Este flujo constante puede ser fuente de terror o una oportunidad, de angustia o de paz. No somos realmente de este mundo egoísta, donde todos compiten contra todos; somos peregrinos rodeados de árboles, piedras, mariposas y nubes, todos también peregrinos. Los pobres sufren porque tienen poco, y los ricos, porque tienen demasiado que cuidar, pero poco o mucho son solo fragmentos de nada en el teatro de la impermanencia. En el flujo del tiempo, solo encontramos esperanza si reconocemos que todo lo que existe puede compararse a dos pájaros: uno que ansiosamente devora los frutos del Árbol de la Vida, y otro que se alimenta solo de lo necesario, cuidando el milagro de la existencia.
Hay creencias que dan vida y creencias que traen muerte. La verdadera Sabiduría es la inteligencia que da vida, mientras que la inteligencia sin Sabiduría es destructiva. El amor incondicional a la vida es lo único que permanece a través de los cambios. Este amor se cristaliza en historias de paciencia, compasión, fuerza, ternura, justicia y belleza. El cambio puro es muerte absoluta; en cambio, el amor es más fuerte que la muerte, es lo que da sentido a la vida.

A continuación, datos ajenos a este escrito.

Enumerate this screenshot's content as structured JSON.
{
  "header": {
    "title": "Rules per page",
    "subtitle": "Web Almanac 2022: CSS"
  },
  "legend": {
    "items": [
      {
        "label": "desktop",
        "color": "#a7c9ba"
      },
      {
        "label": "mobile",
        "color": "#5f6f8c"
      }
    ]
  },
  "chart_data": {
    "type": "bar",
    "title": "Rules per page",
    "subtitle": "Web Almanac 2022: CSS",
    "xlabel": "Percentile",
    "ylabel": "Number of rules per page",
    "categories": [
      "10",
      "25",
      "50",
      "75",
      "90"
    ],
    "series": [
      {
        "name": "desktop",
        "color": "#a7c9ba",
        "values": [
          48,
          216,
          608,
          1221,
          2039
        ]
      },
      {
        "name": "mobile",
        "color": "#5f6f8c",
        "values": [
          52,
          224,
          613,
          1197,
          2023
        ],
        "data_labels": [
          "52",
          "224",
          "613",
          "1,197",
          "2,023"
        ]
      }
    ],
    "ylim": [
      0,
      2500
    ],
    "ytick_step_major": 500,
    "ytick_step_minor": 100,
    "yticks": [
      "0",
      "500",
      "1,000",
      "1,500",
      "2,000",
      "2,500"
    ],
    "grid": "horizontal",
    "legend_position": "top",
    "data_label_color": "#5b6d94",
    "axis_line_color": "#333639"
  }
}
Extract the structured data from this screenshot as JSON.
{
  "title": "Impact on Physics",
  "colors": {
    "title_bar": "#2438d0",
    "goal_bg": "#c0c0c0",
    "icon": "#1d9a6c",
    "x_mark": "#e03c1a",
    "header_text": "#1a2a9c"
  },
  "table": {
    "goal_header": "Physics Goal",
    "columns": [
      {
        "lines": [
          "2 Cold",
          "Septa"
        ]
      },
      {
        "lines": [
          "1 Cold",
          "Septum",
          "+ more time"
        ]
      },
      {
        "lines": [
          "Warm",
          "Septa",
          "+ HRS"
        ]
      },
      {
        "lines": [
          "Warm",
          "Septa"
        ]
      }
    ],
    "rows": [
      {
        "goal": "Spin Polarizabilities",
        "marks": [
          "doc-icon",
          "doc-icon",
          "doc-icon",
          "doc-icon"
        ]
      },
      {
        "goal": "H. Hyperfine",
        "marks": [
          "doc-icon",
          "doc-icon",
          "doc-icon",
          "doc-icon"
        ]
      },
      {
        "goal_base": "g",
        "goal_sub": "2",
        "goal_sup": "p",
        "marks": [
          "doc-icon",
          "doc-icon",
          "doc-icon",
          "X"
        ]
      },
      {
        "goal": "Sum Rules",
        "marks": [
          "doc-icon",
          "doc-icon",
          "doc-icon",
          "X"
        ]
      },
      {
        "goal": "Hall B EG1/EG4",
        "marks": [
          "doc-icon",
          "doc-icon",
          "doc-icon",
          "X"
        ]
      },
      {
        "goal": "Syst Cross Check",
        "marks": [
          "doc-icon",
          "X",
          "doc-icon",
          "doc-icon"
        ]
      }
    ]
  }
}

Existe alguien que permanece en el cambio, inmanente y trascendente a la vez; inmortal e inmutable. Está más allá del tiempo y del espacio, es raíz y flor de todas las cosas, luz de luces. Está más allá de todo y, al mismo tiempo, en el interior de cada cosa, constante desde el nacimiento hasta la muerte, un Amigo(a) con quien se puede dialogar.
Ese alguien, a quien ni el universo ni la imaginación pueden contener, está en cada uno de nosotros. Es el brillo en nuestros ojos, la chispa divina que nos hace únicos e irrepetibles. Es nuestro deseo de amar y de ser amados, de vivir con ternura y responsabilidad. Es la sacralidad de la persona, amor hecho carne antes incluso de la creación del mundo. La personalidad es solo la cáscara de esa esencia, nuestro «yo» cambiante y relativo.
La esencia de la persona es el amor incondicional a la vida, que, como la esperanza, solo puede existir de forma compartida. La fe implica responsabilidad social y comunitaria: trabajar por la justicia y todo lo bueno que sostiene la alegría de vivir, incluso en los momentos de oscuridad. La fe y el amor a la vida, la Resurrección del amor a la vida, generan más energía que el núcleo del sol.
El amor sin esperanza es solo una cuerda floja suspendida sobre un abismo. La fe sin justicia social es una ilusión conformista. No basta con profesarla; se demuestra con obras benignas. Encontrar en nuestro corazón el amor inmutable, no apartar la vista de esa luz, es la puerta al florecimiento de la fe. La esperanza es el latido del corazón de cada hombre y cada mujer resonando en nuestro ser.